В девять утра по расписанию два новых русских спустились в столовую, но не стали занимать места, а устроились у колонны недалеко от входа. Борис в очках, с бородкой мило беседовал с Тимуром, переодетым в женское платье. Основная масса отдыхающих уже прошла, Борис подумал, что напрасно он это затеял, как вдруг в столовую вошла Ася в сопровождении высокого кавалера с крупной головой и роскошными волосами, как у Мишеля Болтона. Она прилипла к нему как банный лист, без устали щебетала, ни на кого не обращая внимания. Мимо Бориса они прошли на расстоянии одного шага. Борис нарочно кашлянул, но она даже бровью не повела.
Кровь бросилась в лицо Громову, нижняя губа начала дрожать, руки затряслись. Он рванулся, хотел догнать изменницу, но Тимур удержал его.
– Спокойно, Шерлок Хомс, – сказал он, – будь мужчиной. Мы перекусим, как и все, а потом посмотрим, что будет дальше.
В талонах был указан номер стола. Найти стол помогла дежурная. Он оказался недалеко от стола, за которым сидела Ася со своим кавалером. Борис плохо кушал: ревность мешала ему. Все казалось дурным сном.
– Нам надо немного выпить. А потом, если не возражаешь, подойду к Асе, поздороваюсь и передам от тебя привет, – сказал Тимур. – Мне интересно, как она будет реагировать.
Борис молчал: он был в шоке, не знал, как поступить, какую линию поведения выбрать, и подталкиваемый ревностью, все время порывался подойти к ней и сказать: вот я, Борис Громов. Что ты делаешь, распутная женщина? Но всякий раз Тимур удерживал его.
После завтрака они ушли в буфет и немного подкрепились горячительным. Борис пришел в себя.
– Не принимай близко к сердцу. Самое лучшее, найти кого-нибудь, завести в свой номер и трахаться всю ночь: стресс, как рукой снимет.
– Боюсь, что не смогу.
– Хочешь, в бордель пойдем, снимешь стресс.
– Покажи мне ее номер, – вдруг попросил Громов.
– А если ты упадешь в обморок?
– Не упаду, не переживай, – заверил Борис.
– Тогда пошли. Может, она у себя. Если одна, зайдем, поговорим, а если с хахалем, решай сам.
Они поднялись на второй этаж и по ворсистому ковру, подошли к тринадцатому номеру. Борис Громов тихо надавил на дверь: дверь оказалась закрытой, но вдруг, приложив ухо к дверному полотну, услышал стоны. Это были знакомые стоны.

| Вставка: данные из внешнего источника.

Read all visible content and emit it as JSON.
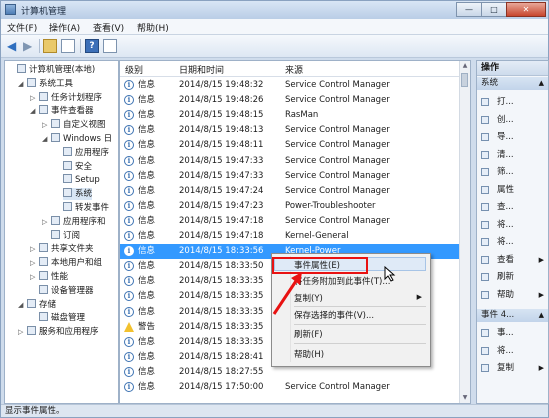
{
  "window": {
    "title": "计算机管理",
    "caption": {
      "minimize": "—",
      "maximize": "□",
      "close": "✕"
    }
  },
  "menu": [
    "文件(F)",
    "操作(A)",
    "查看(V)",
    "帮助(H)"
  ],
  "toolbar": {
    "back": "◀",
    "forward": "▶",
    "help": "?"
  },
  "tree": [
    {
      "label": "计算机管理(本地)",
      "icon": "computer-icon",
      "level": 0,
      "expand": ""
    },
    {
      "label": "系统工具",
      "icon": "tools-icon",
      "level": 1,
      "expand": "◢"
    },
    {
      "label": "任务计划程序",
      "icon": "clock-icon",
      "level": 2,
      "expand": "▷"
    },
    {
      "label": "事件查看器",
      "icon": "event-viewer-icon",
      "level": 2,
      "expand": "◢"
    },
    {
      "label": "自定义视图",
      "icon": "folder-icon",
      "level": 3,
      "expand": "▷"
    },
    {
      "label": "Windows 日",
      "icon": "folder-icon",
      "level": 3,
      "expand": "◢"
    },
    {
      "label": "应用程序",
      "icon": "log-icon",
      "level": 4,
      "expand": ""
    },
    {
      "label": "安全",
      "icon": "log-icon",
      "level": 4,
      "expand": ""
    },
    {
      "label": "Setup",
      "icon": "log-icon",
      "level": 4,
      "expand": ""
    },
    {
      "label": "系统",
      "icon": "log-icon",
      "level": 4,
      "expand": "",
      "selected": true
    },
    {
      "label": "转发事件",
      "icon": "log-icon",
      "level": 4,
      "expand": ""
    },
    {
      "label": "应用程序和",
      "icon": "folder-icon",
      "level": 3,
      "expand": "▷"
    },
    {
      "label": "订阅",
      "icon": "subscription-icon",
      "level": 3,
      "expand": ""
    },
    {
      "label": "共享文件夹",
      "icon": "shared-folder-icon",
      "level": 2,
      "expand": "▷"
    },
    {
      "label": "本地用户和组",
      "icon": "users-icon",
      "level": 2,
      "expand": "▷"
    },
    {
      "label": "性能",
      "icon": "performance-icon",
      "level": 2,
      "expand": "▷"
    },
    {
      "label": "设备管理器",
      "icon": "device-manager-icon",
      "level": 2,
      "expand": ""
    },
    {
      "label": "存储",
      "icon": "storage-icon",
      "level": 1,
      "expand": "◢"
    },
    {
      "label": "磁盘管理",
      "icon": "disk-icon",
      "level": 2,
      "expand": ""
    },
    {
      "label": "服务和应用程序",
      "icon": "services-icon",
      "level": 1,
      "expand": "▷"
    }
  ],
  "list": {
    "columns": [
      "级别",
      "日期和时间",
      "来源"
    ],
    "rows": [
      {
        "level": "信息",
        "type": "info",
        "datetime": "2014/8/15 19:48:32",
        "source": "Service Control Manager"
      },
      {
        "level": "信息",
        "type": "info",
        "datetime": "2014/8/15 19:48:26",
        "source": "Service Control Manager"
      },
      {
        "level": "信息",
        "type": "info",
        "datetime": "2014/8/15 19:48:15",
        "source": "RasMan"
      },
      {
        "level": "信息",
        "type": "info",
        "datetime": "2014/8/15 19:48:13",
        "source": "Service Control Manager"
      },
      {
        "level": "信息",
        "type": "info",
        "datetime": "2014/8/15 19:48:11",
        "source": "Service Control Manager"
      },
      {
        "level": "信息",
        "type": "info",
        "datetime": "2014/8/15 19:47:33",
        "source": "Service Control Manager"
      },
      {
        "level": "信息",
        "type": "info",
        "datetime": "2014/8/15 19:47:33",
        "source": "Service Control Manager"
      },
      {
        "level": "信息",
        "type": "info",
        "datetime": "2014/8/15 19:47:24",
        "source": "Service Control Manager"
      },
      {
        "level": "信息",
        "type": "info",
        "datetime": "2014/8/15 19:47:23",
        "source": "Power-Troubleshooter"
      },
      {
        "level": "信息",
        "type": "info",
        "datetime": "2014/8/15 19:47:18",
        "source": "Service Control Manager"
      },
      {
        "level": "信息",
        "type": "info",
        "datetime": "2014/8/15 19:47:18",
        "source": "Kernel-General"
      },
      {
        "level": "信息",
        "type": "info",
        "datetime": "2014/8/15 18:33:56",
        "source": "Kernel-Power",
        "selected": true
      },
      {
        "level": "信息",
        "type": "info",
        "datetime": "2014/8/15 18:33:50",
        "source": ""
      },
      {
        "level": "信息",
        "type": "info",
        "datetime": "2014/8/15 18:33:35",
        "source": ""
      },
      {
        "level": "信息",
        "type": "info",
        "datetime": "2014/8/15 18:33:35",
        "source": ""
      },
      {
        "level": "信息",
        "type": "info",
        "datetime": "2014/8/15 18:33:35",
        "source": ""
      },
      {
        "level": "警告",
        "type": "warning",
        "datetime": "2014/8/15 18:33:35",
        "source": ""
      },
      {
        "level": "信息",
        "type": "info",
        "datetime": "2014/8/15 18:33:35",
        "source": ""
      },
      {
        "level": "信息",
        "type": "info",
        "datetime": "2014/8/15 18:28:41",
        "source": ""
      },
      {
        "level": "信息",
        "type": "info",
        "datetime": "2014/8/15 18:27:55",
        "source": ""
      },
      {
        "level": "信息",
        "type": "info",
        "datetime": "2014/8/15 17:50:00",
        "source": "Service Control Manager"
      }
    ]
  },
  "context_menu": {
    "items": [
      {
        "label": "事件属性(E)",
        "highlighted": true
      },
      {
        "label": "将任务附加到此事件(T)..."
      },
      {
        "label": "复制(Y)",
        "submenu": true
      },
      {
        "label": "保存选择的事件(V)..."
      },
      {
        "label": "刷新(F)"
      },
      {
        "label": "帮助(H)"
      }
    ]
  },
  "actions": {
    "header": "操作",
    "section1": "系统",
    "items1": [
      {
        "label": "打...",
        "icon": "open-icon"
      },
      {
        "label": "创...",
        "icon": "filter-icon"
      },
      {
        "label": "导...",
        "icon": "import-icon"
      },
      {
        "label": "清...",
        "icon": "clear-icon"
      },
      {
        "label": "筛...",
        "icon": "filter-icon"
      },
      {
        "label": "属性",
        "icon": "properties-icon"
      },
      {
        "label": "查...",
        "icon": "find-icon"
      },
      {
        "label": "将...",
        "icon": "save-icon"
      },
      {
        "label": "将...",
        "icon": "attach-icon"
      },
      {
        "label": "查看",
        "icon": "view-icon",
        "submenu": true
      },
      {
        "label": "刷新",
        "icon": "refresh-icon"
      },
      {
        "label": "帮助",
        "icon": "help-icon",
        "submenu": true
      }
    ],
    "section2": "事件 4...",
    "items2": [
      {
        "label": "事...",
        "icon": "event-properties-icon"
      },
      {
        "label": "将...",
        "icon": "attach-icon"
      },
      {
        "label": "复制",
        "icon": "copy-icon",
        "submenu": true
      }
    ],
    "submenu_arrow": "▶",
    "section_arrow": "▲"
  },
  "status": "显示事件属性。",
  "colors": {
    "selection": "#3399ff",
    "highlight_border": "#e81212",
    "info_icon": "#3f74b3",
    "warning_icon": "#f2c12e"
  }
}
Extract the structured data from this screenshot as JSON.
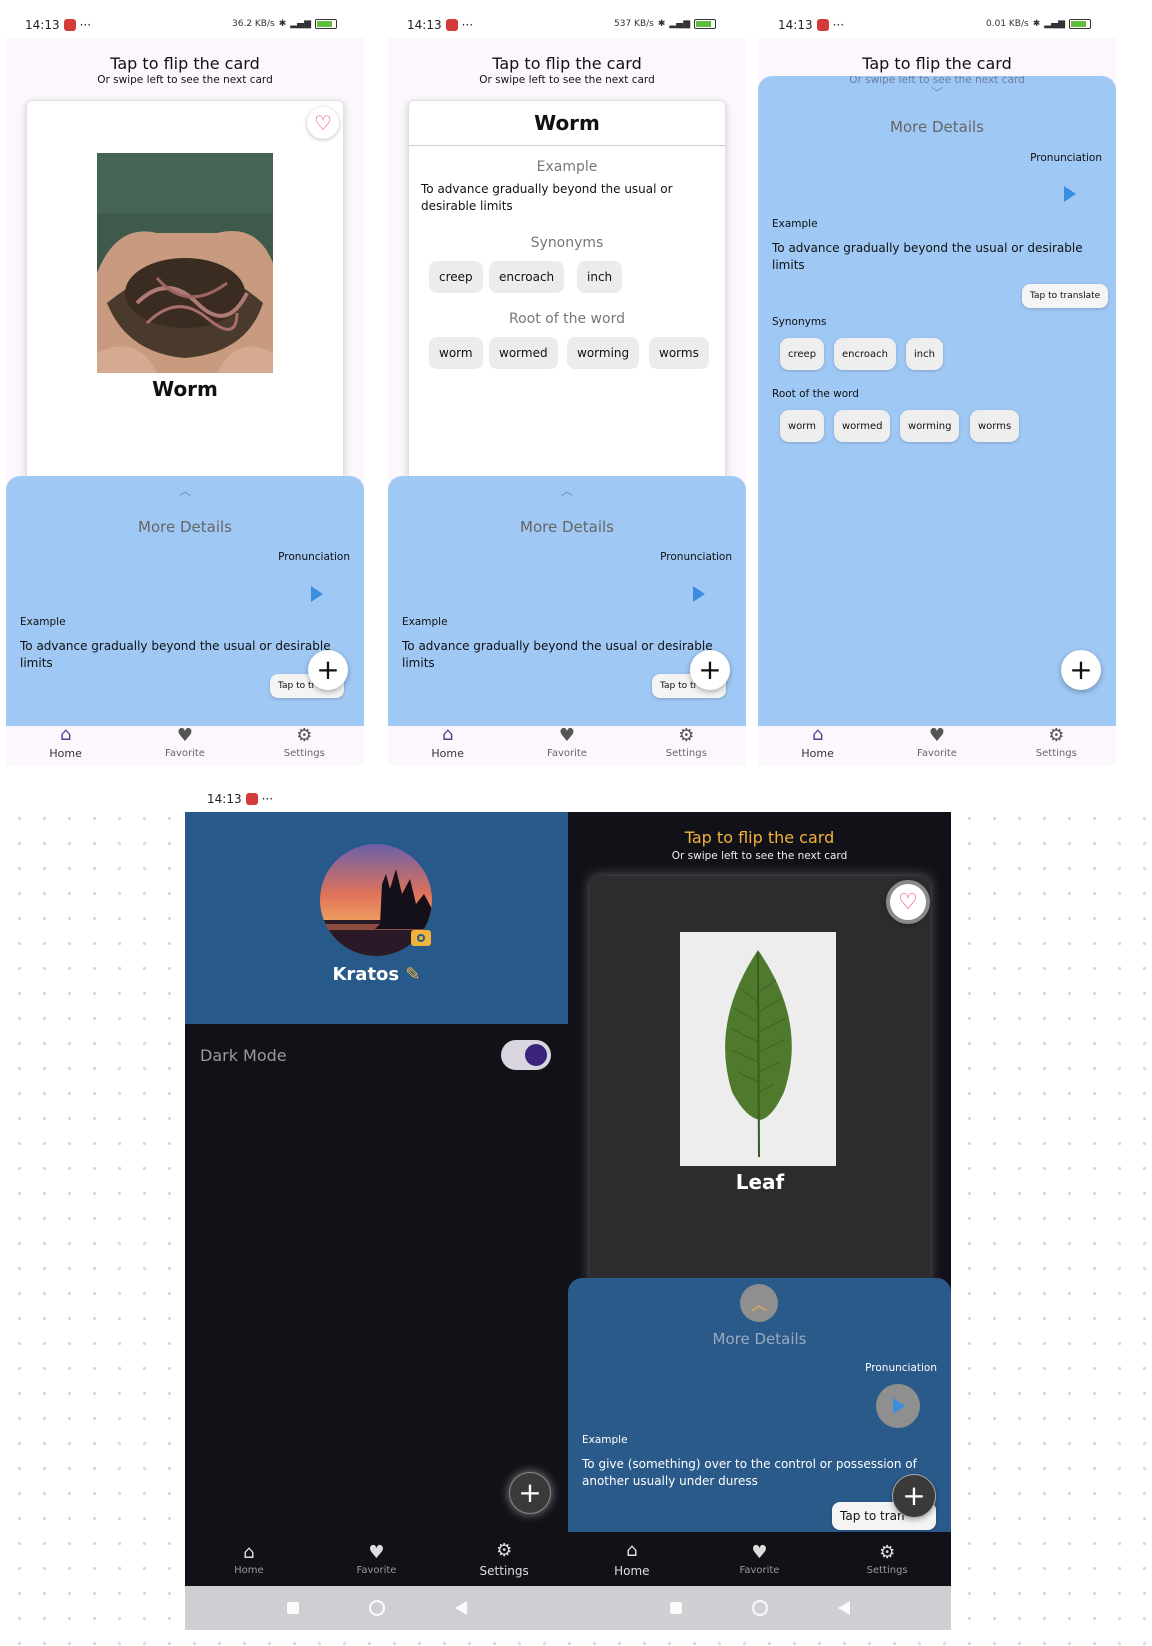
{
  "status": {
    "time": "14:13",
    "dots": "···",
    "battery_s1": "76",
    "speed_s1": "36.2 KB/s",
    "speed_s2": "537 KB/s",
    "speed_s3": "0.01 KB/s"
  },
  "header": {
    "title": "Tap to flip the card",
    "subtitle": "Or swipe left to see the next card"
  },
  "worm": {
    "word": "Worm",
    "example_title": "Example",
    "example_text": "To advance gradually beyond the usual or desirable limits",
    "synonyms_title": "Synonyms",
    "synonyms": [
      "creep",
      "encroach",
      "inch"
    ],
    "root_title": "Root of the word",
    "roots": [
      "worm",
      "wormed",
      "worming",
      "worms"
    ]
  },
  "details": {
    "title": "More Details",
    "pronunciation_label": "Pronunciation",
    "example_label": "Example",
    "synonyms_label": "Synonyms",
    "root_label": "Root of the word",
    "translate_label": "Tap to translate",
    "translate_truncated": "Tap to tr",
    "translate_truncated_dark": "Tap to tran"
  },
  "nav": {
    "home": "Home",
    "favorite": "Favorite",
    "settings": "Settings"
  },
  "settings_screen": {
    "username": "Kratos",
    "dark_mode_label": "Dark Mode",
    "dark_mode_on": true
  },
  "leaf": {
    "word": "Leaf",
    "example_text": "To give (something) over to the control or possession of another usually under duress"
  },
  "colors": {
    "details_blue": "#9fc8f4",
    "dark_details_blue": "#2a5a8a",
    "header_blue": "#27598a",
    "accent_purple": "#5a3f93",
    "dark_title_yellow": "#f2b33d",
    "heart_pink": "#e8457d"
  },
  "icons": [
    "home-icon",
    "heart-icon",
    "gear-icon",
    "play-icon",
    "plus-icon",
    "camera-icon",
    "pencil-icon",
    "chevron-up-icon",
    "chevron-down-icon"
  ]
}
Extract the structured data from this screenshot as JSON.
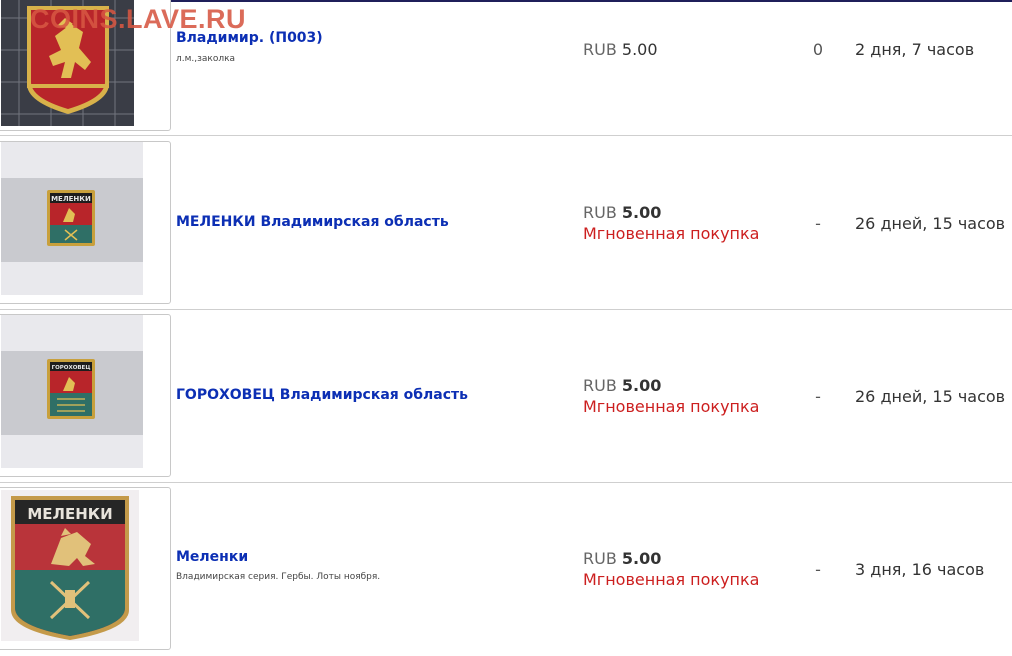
{
  "watermark": "COINS.LAVE.RU",
  "listings": [
    {
      "title": "Владимир. (П003)",
      "subtitle": "л.м.,заколка",
      "currency": "RUB",
      "price": "5.00",
      "buy_now": "",
      "bids": "0",
      "time_left": "2 дня, 7 часов"
    },
    {
      "title": "МЕЛЕНКИ Владимирская область",
      "subtitle": "",
      "currency": "RUB",
      "price": "5.00",
      "buy_now": "Мгновенная покупка",
      "bids": "-",
      "time_left": "26 дней, 15 часов",
      "badge_text": "МЕЛЕНКИ"
    },
    {
      "title": "ГОРОХОВЕЦ Владимирская область",
      "subtitle": "",
      "currency": "RUB",
      "price": "5.00",
      "buy_now": "Мгновенная покупка",
      "bids": "-",
      "time_left": "26 дней, 15 часов",
      "badge_text": "ГОРОХОВЕЦ"
    },
    {
      "title": "Меленки",
      "subtitle": "Владимирская серия. Гербы. Лоты ноября.",
      "currency": "RUB",
      "price": "5.00",
      "buy_now": "Мгновенная покупка",
      "bids": "-",
      "time_left": "3 дня, 16 часов",
      "badge_text": "МЕЛЕНКИ"
    }
  ],
  "colors": {
    "link": "#0c2fb4",
    "buy_now": "#cc1f1f",
    "badge_red": "#b8252a",
    "badge_teal": "#2f6f66",
    "badge_gold": "#d8b24a"
  }
}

– Что делать? – спросил он Тимура шепотом.
– Не знаю.
– Давай выбьем дверь, – предложил Борис.
– Я отказываюсь, – произнес Тимур. – Лучше подождем. Когда все кончится, я постучу, и если откроют, передам от тебя привет.
Борис кивнул. Они поседели в креслах под большой пальмой с полчаса.
– Пора, – сказал Тимур. Он поднялся, медленной походкой направился к пресловутому тринадцатому номеру и слегка постучал.
– Подождите минутку, – раздался женский голос.
Минут через пять из номера вышла розовощекая женщина с покусанными губами и раскиданными волосами. Она удивилась: кто бы это мог быть. Что за смуглая женщина стоит перед ней, что ей надо? Тимур молчал.
– Кто вы, что вам от меня нужно?
– Я от Бориса Петровича Громова. У меня к вам дело. Может, вы пригласите меня в номер на минутку, я скажу вам, что-то очень важное,– говорила девушка – Тимур.
– Что с Борисом, он жив? говорите скорее!
– Пригласите в номер, – нагло заявила незнакомка.
– Но я не могу, у меня в номере...брат, мы с ним встретились случайно, и вот он зашел проведать.
– Хорошо, познакомьте меня с ним. Я так одинока.
– Это, что, проверка? Вас Борис Громов прислал шпионить за мной? Я не из тех, что он думает, я порядочная женщина и люблю только его одного. Так и передайте ему: я не из тех.